Konkret profitieren Anwender von: 

  • konsistenteren Ergebnissen durch geringere Netzabhängigkeit 

  • glattere Wärmestromdarstellungen in Schichten oder Schnittebenen, mit denen sich thermische Engpässe präzise lokalisieren lassen 

  • reduziertem Speicherbedarf und schnellerer Analyse gerade bei hochdichten Boards mit komplexem Layout 

Für Leiterplatten mit vielen feinen Leiterbahnen und dichter Bestückung – ein Alltagsszenario in der Leistungselektronik – bedeutet das: belastbarere Aussagen zu thermischen Hotspots, ohne die Modellgröße künstlich aufblähen zu müssen. 

 

4. EDA Bridge Automation über die API: geschlossene Optimierungsschleifen 

Wer PCB-Thermalanalysen iterativ mit EDA-Daten abgleichen möchte, kannte bisher den manuellen Aufwand beim erneuten Import über die EDA Bridge. Mit Version 2606 lässt sich die EDA Bridge nun „headless“, also ganz ohne Benutzeroberfläche, über eine neue API-Funktion initialisieren und aufgezeichnete Skripte automatisiert ausführen.

Das eröffnet neue Automatisierungsszenarien: 

  • vollständig automatisierte Optimierungsschleifen über mehrere Disziplinen hinweg 

  • kein manueller Eingriff mehr beim EDA-Import während iterativer Analysen 

  • unbeaufsichtigte Optimierungsläufe, die EDA-, Thermal- und Strömungsanalysen kombinieren 

Ergänzend wurde die FLOEFD API insgesamt erweitert – unter anderem um Funktionen zum Verschieben von Komponenten und zum Hinzufügen aus Bibliothekskomponenten, viele davon direkt auf Kundenwunsch umgesetzt. Für Teams, die Simulation in bestehende PLM- oder ECAD-Workflows einbetten wollen, ist das ein wichtiger Baustein auf dem Weg zu durchgängig automatisierten Prozessen.

 

5. Bis zu doppelt so schnell: Speed-up für hunderte 2R-Widerstände auf Smart PCB 

Analysen mit sehr vielen Zwei-Widerstands-Komponenten (2R) auf einem Smart PCB konnten bislang spürbar Rechenzeit kosten.
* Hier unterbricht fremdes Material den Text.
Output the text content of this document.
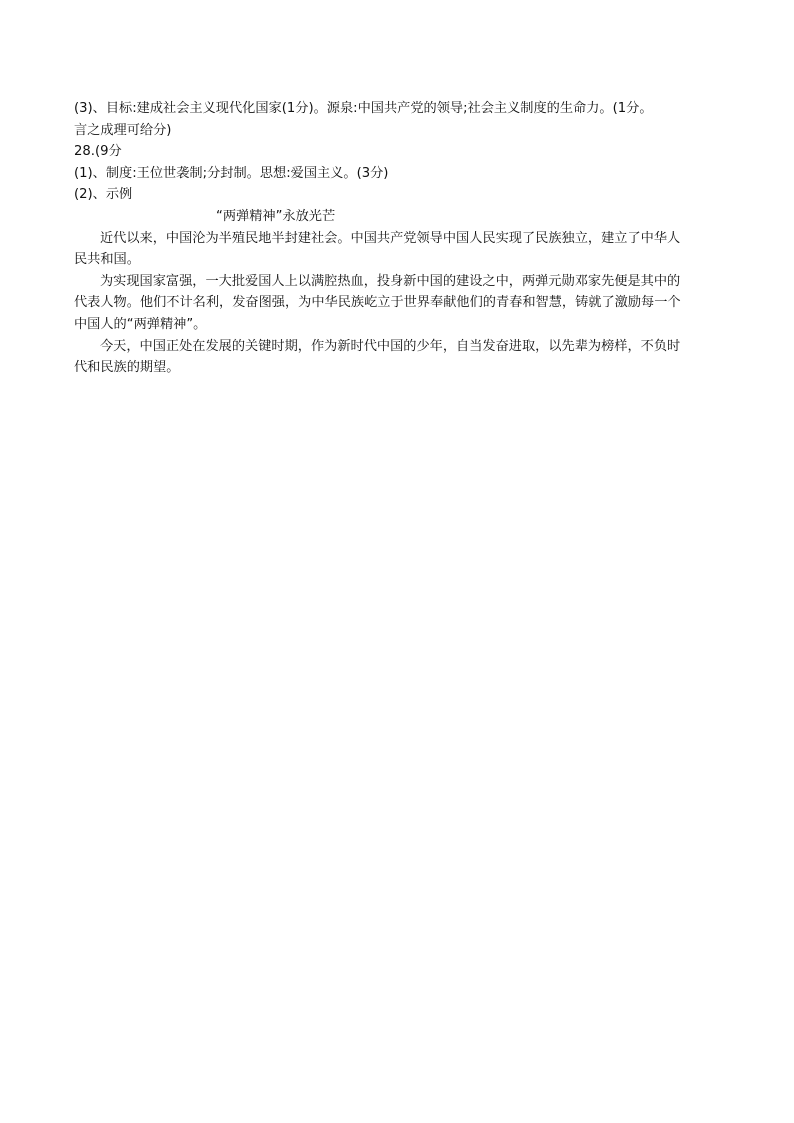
(3)、目标:建成社会主义现代化国家(1分)。源泉:中国共产党的领导;社会主义制度的生命力。(1分。

言之成理可给分)

28.(9分

(1)、制度:王位世袭制;分封制。思想:爱国主义。(3分)

(2)、示例

“两弹精神”永放光芒

近代以来，中国沦为半殖民地半封建社会。中国共产党领导中国人民实现了民族独立，建立了中华人

民共和国。

为实现国家富强，一大批爱国人上以满腔热血，投身新中国的建设之中，两弹元勋邓家先便是其中的

代表人物。他们不计名利，发奋图强，为中华民族屹立于世界奉献他们的青春和智慧，铸就了激励每一个

中国人的“两弹精神”。

今天，中国正处在发展的关键时期，作为新时代中国的少年，自当发奋进取，以先辈为榜样，不负时

代和民族的期望。
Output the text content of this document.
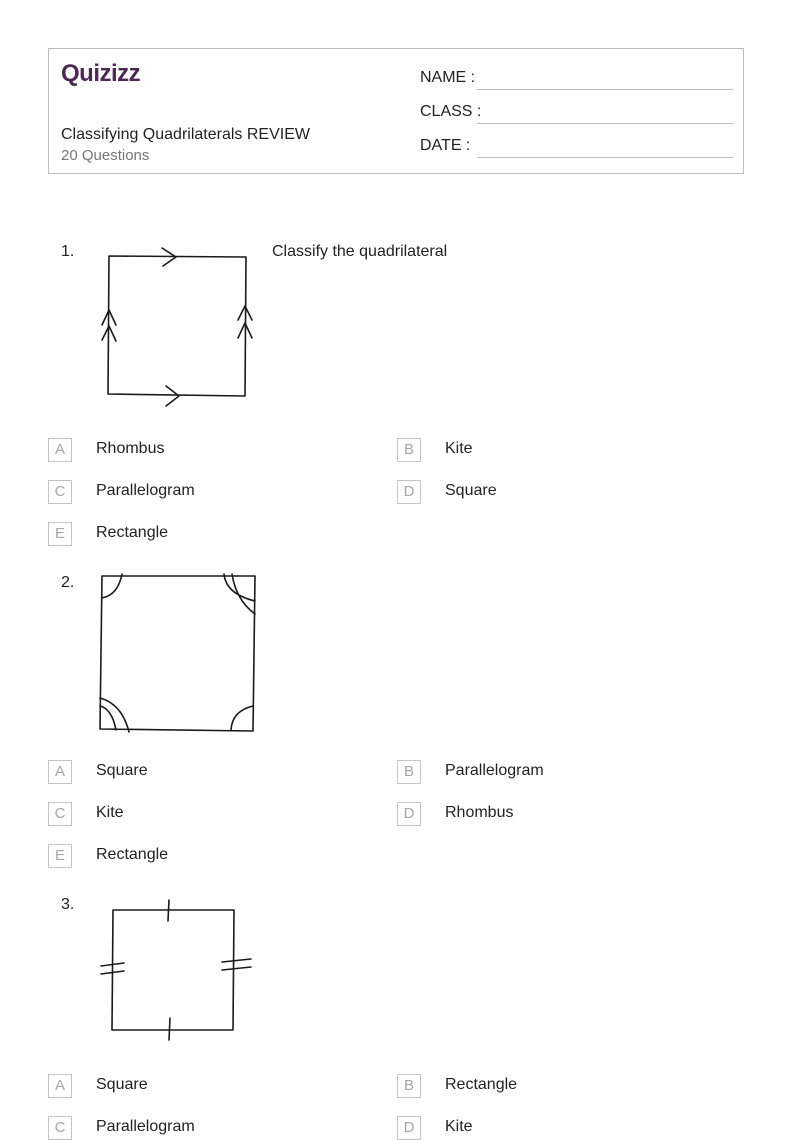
Quizizz
Classifying Quadrilaterals REVIEW
20 Questions
NAME :
CLASS :
DATE :
1.	Classify the quadrilateral
A	Rhombus	B	Kite
C	Parallelogram	D	Square
E	Rectangle
2.
A	Square	B	Parallelogram
C	Kite	D	Rhombus
E	Rectangle
3.
A	Square	B	Rectangle
C	Parallelogram	D	Kite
Durch eine optimierte Behandlung nicht-konformer Netzkontakte mit hohen Zellgrößenverhältnissen liefert Simcenter FLOEFD 2606 hier einen messbaren Sprung: In einem Beispiel mit 200 2R-Komponenten sank die Solverzeit von 12 Minuten (Version 2512) auf 7 Minuten (Version 2606) – nahezu eine Verdopplung der Geschwindigkeit bei weiterhin präzisen Sperrschichttemperaturen. 

Der Praxisnutzen: 

  • deutlich kürzere Wartezeiten in Designiterationen 

  • kein Umweg mehr über den Austausch von Komponenten gegen einfache Wärmequellen nötig, um Rechenzeit zu sparen 

Gerade bei leistungselektronischen Baugruppen mit vielen diskreten Bauteilen macht sich dieser Geschwindigkeitsgewinn direkt im Entwicklungsalltag bemerkbar. 

 

Was das für Ihre Projekte bedeutet 

Ob wiederverwendbare Bibliotheken, präzisere Die-Modelle, effizientere PCB-Analysen oder tiefere API-Automatisierung: Simcenter FLOEFD 2606 macht die thermische Simulation von Elektronikbaugruppen schneller, robuster und besser in bestehende Entwicklungsprozesse integrierbar.